Boston Braves and Red Sox

From 1940 through 1950, with time out for United States Navy service in World War II, Britt was the voice of both the National League Braves and the American League Boston Red Sox, as the two teams broadcast home games only.

Because the MLB schedules were then arranged so that the two Boston clubs were never home on the same date, there were no schedule conflicts. As such, Britt was the voice of two pennant-winning clubs, the 1946 Red Sox and the 1948 Braves. At the close of the 1950 season, that arrangement ended and each team decided to air a full schedule of 154 games. Britt chose to stay with the Braves, and the Red Sox were left to look for their own #1 announcer.

As fate would have it, the Sox would hire the second-banana for the New York Yankees — a Mel Allen protege named Curt Gowdy — who would be Voice of the Red Sox for 15 years before moving on to NBC's Game of the Week and a place in the Baseball Hall of Fame as a Ford C. Frick Award winner. Meanwhile, the Braves' attendance fell disastrously in 1951 and 1952, and the club moved to Milwaukee during 1953 spring training.

Cleveland Indians

Britt did not accompany the Braves to Wisconsin. Instead, he joined the TV announcing crew of the Cleveland Indians in 1954, working through 1957 with Ken Coleman, a native of the Boston area (and Gowdy's eventual successor, in 1966, as Voice of the Red Sox). The highlight of Britt's Cleveland tenure was the Indians' 1954 American League pennant, although they lost in four straight games to the New York Giants in the 1954 World Series.

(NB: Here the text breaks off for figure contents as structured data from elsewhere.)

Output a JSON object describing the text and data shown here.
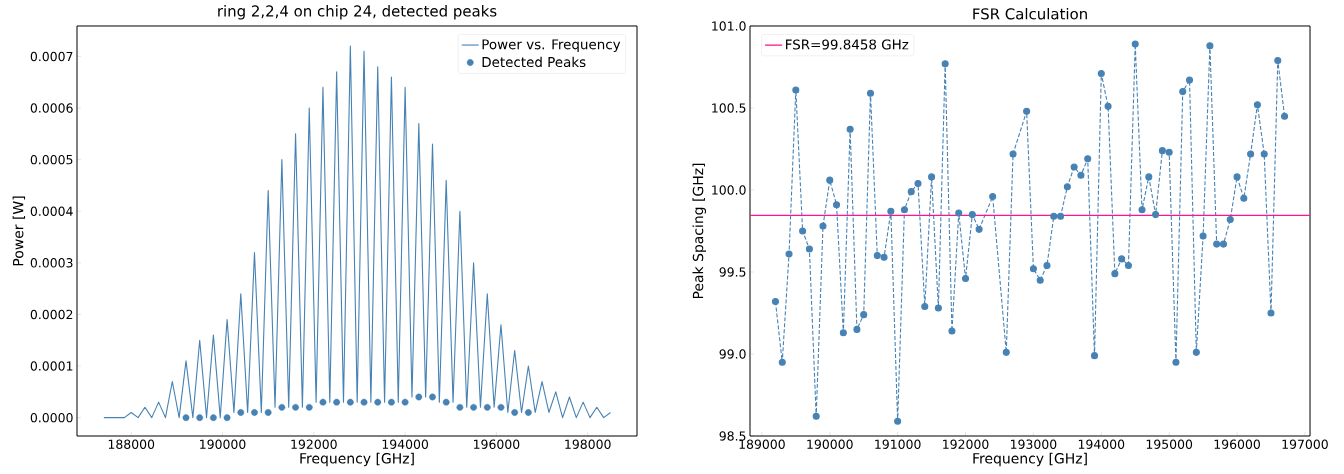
{
  "chart_data": [
    {
      "type": "line",
      "title": "ring 2,2,4 on chip 24, detected peaks",
      "xlabel": "Frequency [GHz]",
      "ylabel": "Power [W]",
      "xlim": [
        186812,
        199080
      ],
      "ylim": [
        -3.56e-05,
        0.000759
      ],
      "xticks": [
        188000,
        190000,
        192000,
        194000,
        196000,
        198000
      ],
      "yticks": [
        {
          "value": 0,
          "label": "0.0000"
        },
        {
          "value": 0.0001,
          "label": "0.0001"
        },
        {
          "value": 0.0002,
          "label": "0.0002"
        },
        {
          "value": 0.0003,
          "label": "0.0003"
        },
        {
          "value": 0.0004,
          "label": "0.0004"
        },
        {
          "value": 0.0005,
          "label": "0.0005"
        },
        {
          "value": 0.0006,
          "label": "0.0006"
        },
        {
          "value": 0.0007,
          "label": "0.0007"
        }
      ],
      "legend": "top right",
      "series": [
        {
          "name": "Power vs. Frequency",
          "color": "#4682b4",
          "x": [
            187400,
            187550,
            187700,
            187850,
            188000,
            188150,
            188300,
            188450,
            188600,
            188750,
            188900,
            189050,
            189200,
            189350,
            189500,
            189650,
            189800,
            189950,
            190100,
            190250,
            190400,
            190550,
            190700,
            190850,
            191000,
            191150,
            191300,
            191450,
            191600,
            191750,
            191900,
            192050,
            192200,
            192350,
            192500,
            192650,
            192800,
            192950,
            193100,
            193250,
            193400,
            193550,
            193700,
            193850,
            194000,
            194150,
            194300,
            194450,
            194600,
            194750,
            194900,
            195050,
            195200,
            195350,
            195500,
            195650,
            195800,
            195950,
            196100,
            196250,
            196400,
            196550,
            196700,
            196850,
            197000,
            197150,
            197300,
            197450,
            197600,
            197750,
            197900,
            198050,
            198200,
            198350,
            198500
          ],
          "values": [
            0.0,
            0.0,
            0.0,
            0.0,
            1e-05,
            0.0,
            2e-05,
            0.0,
            3e-05,
            0.0,
            7e-05,
            0.0,
            0.00011,
            0.0,
            0.00015,
            0.0,
            0.00016,
            0.0,
            0.00019,
            1e-05,
            0.00024,
            1e-05,
            0.00032,
            1e-05,
            0.00044,
            2e-05,
            0.0005,
            2e-05,
            0.00055,
            2e-05,
            0.0006,
            3e-05,
            0.00064,
            3e-05,
            0.00067,
            3e-05,
            0.00072,
            3e-05,
            0.00071,
            3e-05,
            0.00068,
            3e-05,
            0.00066,
            3e-05,
            0.00064,
            4e-05,
            0.00057,
            4e-05,
            0.00053,
            3e-05,
            0.00046,
            3e-05,
            0.0004,
            2e-05,
            0.0003,
            2e-05,
            0.00024,
            2e-05,
            0.00018,
            1e-05,
            0.00013,
            1e-05,
            0.0001,
            1e-05,
            7e-05,
            1e-05,
            5e-05,
            0.0,
            4e-05,
            0.0,
            3e-05,
            0.0,
            2e-05,
            0.0,
            1e-05
          ]
        },
        {
          "name": "Detected Peaks",
          "type": "scatter",
          "color": "#4682b4",
          "marker": "circle",
          "x": [
            189200,
            189500,
            189800,
            190100,
            190400,
            190700,
            191000,
            191300,
            191600,
            191900,
            192200,
            192500,
            192800,
            193100,
            193400,
            193700,
            194000,
            194300,
            194600,
            194900,
            195200,
            195500,
            195800,
            196100,
            196400,
            196700
          ],
          "values": [
            0.0,
            0.0,
            0.0,
            0.0,
            1e-05,
            1e-05,
            1e-05,
            2e-05,
            2e-05,
            2e-05,
            3e-05,
            3e-05,
            3e-05,
            3e-05,
            3e-05,
            3e-05,
            3e-05,
            4e-05,
            4e-05,
            3e-05,
            2e-05,
            2e-05,
            2e-05,
            2e-05,
            1e-05,
            1e-05
          ]
        }
      ]
    },
    {
      "type": "line",
      "title": "FSR Calculation",
      "xlabel": "Frequency [GHz]",
      "ylabel": "Peak Spacing [GHz]",
      "xlim": [
        188825,
        197075
      ],
      "ylim": [
        98.5,
        101.0
      ],
      "xticks": [
        189000,
        190000,
        191000,
        192000,
        193000,
        194000,
        195000,
        196000,
        197000
      ],
      "yticks": [
        {
          "value": 98.5,
          "label": "98.5"
        },
        {
          "value": 99.0,
          "label": "99.0"
        },
        {
          "value": 99.5,
          "label": "99.5"
        },
        {
          "value": 100.0,
          "label": "100.0"
        },
        {
          "value": 100.5,
          "label": "100.5"
        },
        {
          "value": 101.0,
          "label": "101.0"
        }
      ],
      "legend": "top left",
      "ref_lines": [
        {
          "axis": "y",
          "value": 99.8458,
          "label": "FSR=99.8458 GHz",
          "color": "#ff1493"
        }
      ],
      "series": [
        {
          "color": "#4682b4",
          "marker": "circle",
          "line_style": "dashed",
          "x": [
            189200,
            189300,
            189400,
            189500,
            189600,
            189700,
            189800,
            189900,
            190000,
            190100,
            190200,
            190300,
            190400,
            190500,
            190600,
            190700,
            190800,
            190900,
            191000,
            191100,
            191200,
            191300,
            191400,
            191500,
            191600,
            191700,
            191800,
            191900,
            192000,
            192100,
            192200,
            192400,
            192600,
            192700,
            192900,
            193000,
            193100,
            193200,
            193300,
            193400,
            193500,
            193600,
            193700,
            193800,
            193900,
            194000,
            194100,
            194200,
            194300,
            194400,
            194500,
            194600,
            194700,
            194800,
            194900,
            195000,
            195100,
            195200,
            195300,
            195400,
            195500,
            195600,
            195700,
            195800,
            195900,
            196000,
            196100,
            196200,
            196300,
            196400,
            196500,
            196600,
            196700
          ],
          "values": [
            99.32,
            98.95,
            99.61,
            100.61,
            99.75,
            99.64,
            98.62,
            99.78,
            100.06,
            99.91,
            99.13,
            100.37,
            99.15,
            99.24,
            100.59,
            99.6,
            99.59,
            99.87,
            98.59,
            99.88,
            99.99,
            100.04,
            99.29,
            100.08,
            99.28,
            100.77,
            99.14,
            99.86,
            99.46,
            99.85,
            99.76,
            99.96,
            99.01,
            100.22,
            100.48,
            99.52,
            99.45,
            99.54,
            99.84,
            99.84,
            100.02,
            100.14,
            100.09,
            100.19,
            98.99,
            100.71,
            100.51,
            99.49,
            99.58,
            99.54,
            100.89,
            99.88,
            100.08,
            99.85,
            100.24,
            100.23,
            98.95,
            100.6,
            100.67,
            99.01,
            99.72,
            100.88,
            99.67,
            99.67,
            99.82,
            100.08,
            99.95,
            100.22,
            100.52,
            100.22,
            99.25,
            100.79,
            100.45
          ]
        }
      ]
    }
  ]
}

Britt participated in both the 1948 and 1950 World Series radio broadcasts, and worked on television for the 1949 and 1951 World Series. He also announced the 1951 baseball All-Star game and the 1953 Sugar Bowl football game.

Return to Boston

He returned to Boston in the late 1950s as a sports announcer for the city's ABC affiliate, then WHDH-TV, which also telecast Red Sox games. But Britt never regained his former role on Red Sox broadcasts. Instead, he initiated a popular candlepin bowling show that he would host until the late 1960s, and served as host of Dateline: Boston, a predessor to many of the modern-day magazine-style television programs.

Britt died in San Francisco, California, at age 70.